“I will surely show you kindness for the sake of your father Jonathan.” 2 Samuel 9:7
Many years after his friend Jonathan died, King David reached out to Jonathan’s son Mephibosheth. David restored to Mephibosheth the land that had belonged to his grandfather, King Saul, and David welcomed Mephibosheth to his royal table. Why? Because David loved Jonathan and wanted to do something kind to a member of Saul’s household “for Jonathan’s sake” (2 Samuel 9:1).
Sometimes, I don’t want to extend myself on behalf of anyone else, even my husband. But when we entered into marriage, we committed not just to love each other but also to behave lovingly toward the people we each love. This doesn’t mean we necessarily have to like everyone our spouse likes. The Bible, after all, doesn’t say whether or not David liked Mephibosheth. What it says is that David and Jonathan had a special love for each other (see 1 Samuel 18:1–4; 20:17; 2 Samuel 1:26); and because David loved Jonathan, he extended kindness to Mephibosheth.
One of the most powerful ways my husband loves me is by loving my sister. To be completely honest, my sister and I don’t get along that well. We don’t have much in common (except our faces, which are almost identical). When we’re together, we seem to regress to childhood, circa 1985, when I was nine and she was sixteen. She tells me what to do, and I bristle. We get tetchy. We pick at each other like hens.
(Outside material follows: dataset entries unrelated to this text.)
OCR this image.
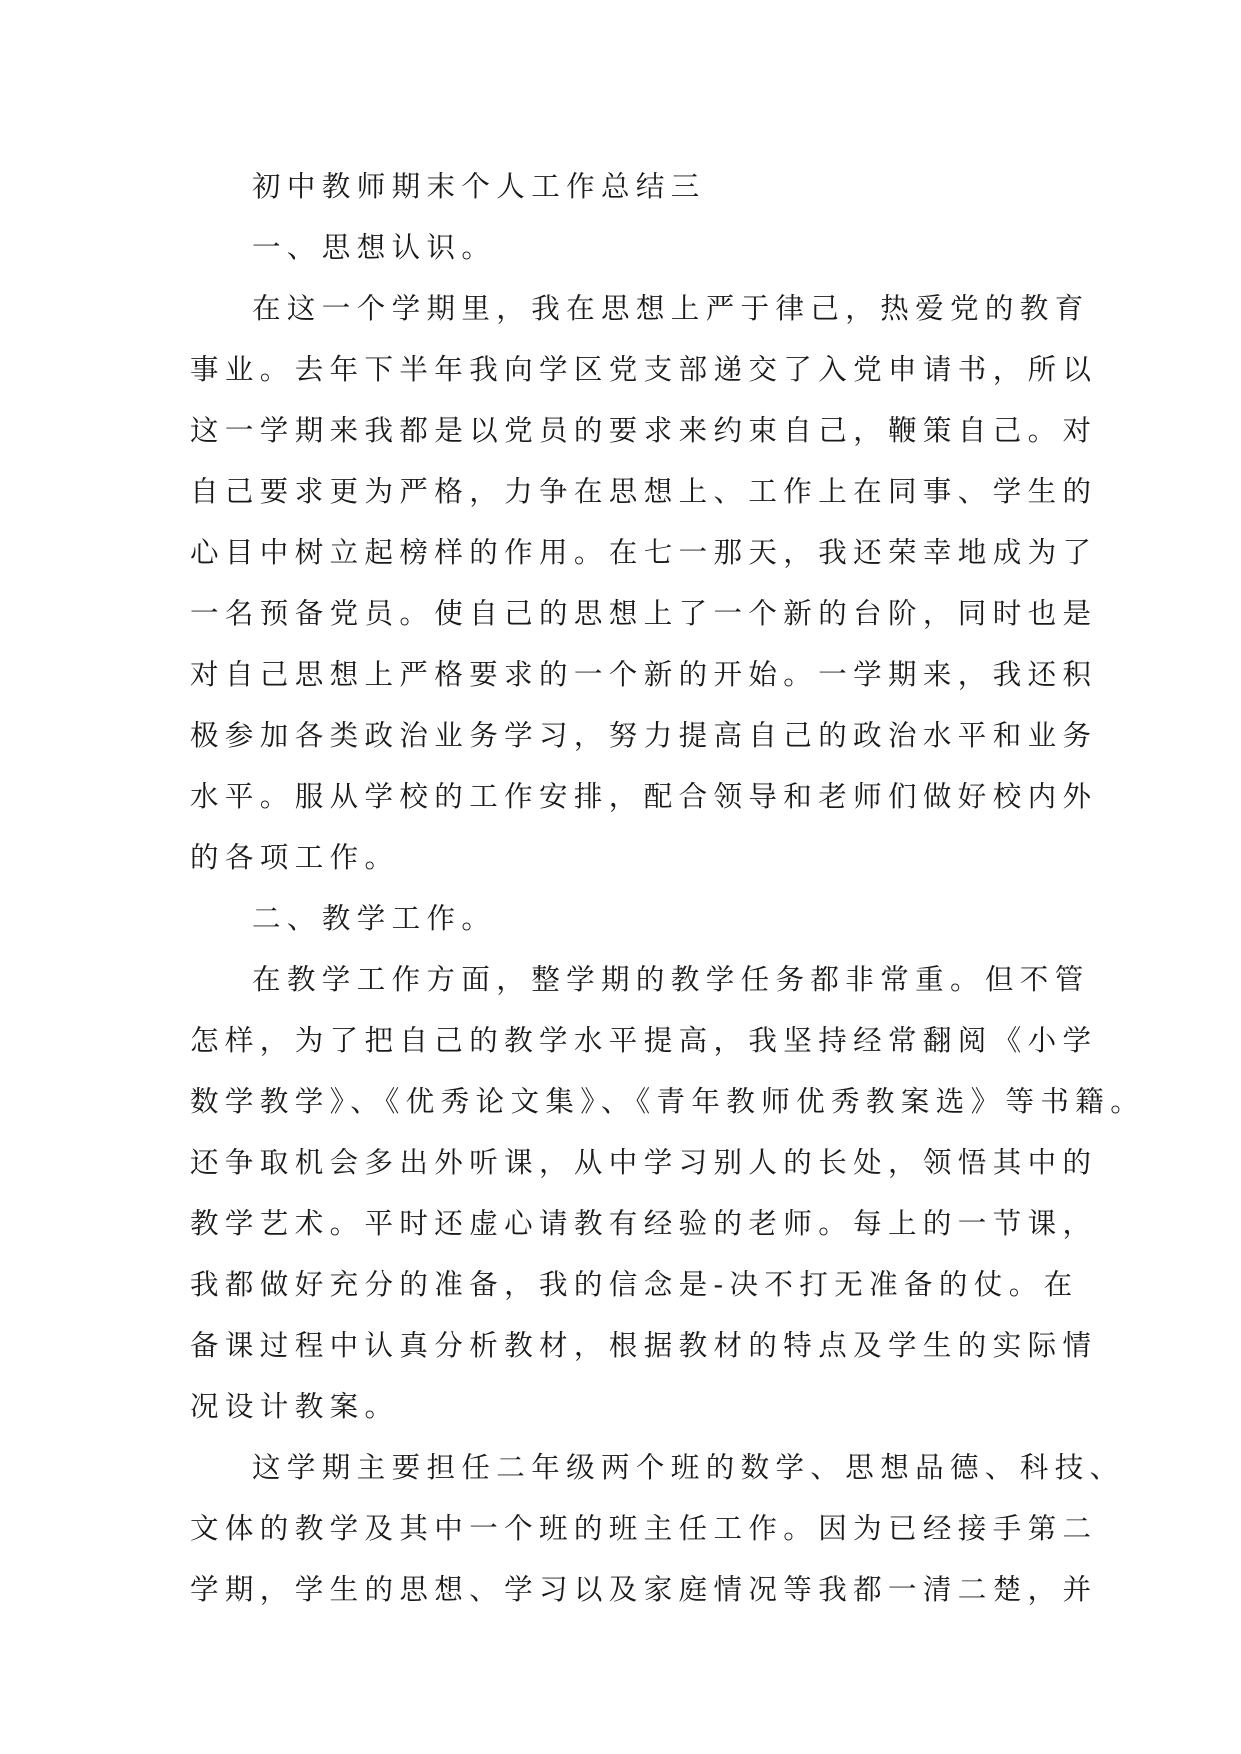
初中教师期末个人工作总结三
一、思想认识。
在这一个学期里，我在思想上严于律己，热爱党的教育
事业。去年下半年我向学区党支部递交了入党申请书，所以
这一学期来我都是以党员的要求来约束自己，鞭策自己。对
自己要求更为严格，力争在思想上、工作上在同事、学生的
心目中树立起榜样的作用。在七一那天，我还荣幸地成为了
一名预备党员。使自己的思想上了一个新的台阶，同时也是
对自己思想上严格要求的一个新的开始。一学期来，我还积
极参加各类政治业务学习，努力提高自己的政治水平和业务
水平。服从学校的工作安排，配合领导和老师们做好校内外
的各项工作。
二、教学工作。
在教学工作方面，整学期的教学任务都非常重。但不管
怎样，为了把自己的教学水平提高，我坚持经常翻阅《小学
数学教学》、《优秀论文集》、《青年教师优秀教案选》等书籍。
还争取机会多出外听课，从中学习别人的长处，领悟其中的
教学艺术。平时还虚心请教有经验的老师。每上的一节课，
我都做好充分的准备，我的信念是-决不打无准备的仗。在
备课过程中认真分析教材，根据教材的特点及学生的实际情
况设计教案。
这学期主要担任二年级两个班的数学、思想品德、科技、
文体的教学及其中一个班的班主任工作。因为已经接手第二
学期，学生的思想、学习以及家庭情况等我都一清二楚，并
I think Griff and Leanne like each other well enough, though I doubt they would have sought each other out and become friends had not marriage made them siblings-in-law. And it doesn’t really matter how much they like each other. What matters is that they extend themselves to one another.
On Wednesday nights, when I have church commitments, Griff eats dinner with Leanne and her family. Griff also volunteers to babysit for my nephew. When I am out of town on business, Leanne calls Griff and checks on him. And though Griff and Leanne do have affection for one another, they make these gestures, I think, less out of affection for one another and more out of love for me. Griff understands that eating dinner with Leanne and her family knits Leanne and me together, even though I am not at the dinner table.
When two people marry, they don’t become involved with just one other person. Spouses come with a constellation of families and friends. We can ignore those relationships. We can view them as a threat to our relationship with our spouse and fight them. Or we can lovingly insert ourselves into those relationships and help grow them.
We don’t have to develop intimate friendships with all of our spouse’s relatives and close friends. But, as David understood, we can best honor, love and serve our spouse by making loving overtures to the people they love.
- Who are the people (besides each other and our children) we love best in the world? How have we extended ourselves in love to people in each other’s world?
- Why is it sometimes difficult to love the other people who came with this marriage? Is there someone one of us finds difficult to love? What would happen if we imagined God showing up in our relationships with difficult people?
- Is there a cherished friend or relative whom we wished had a better relationship with one of us?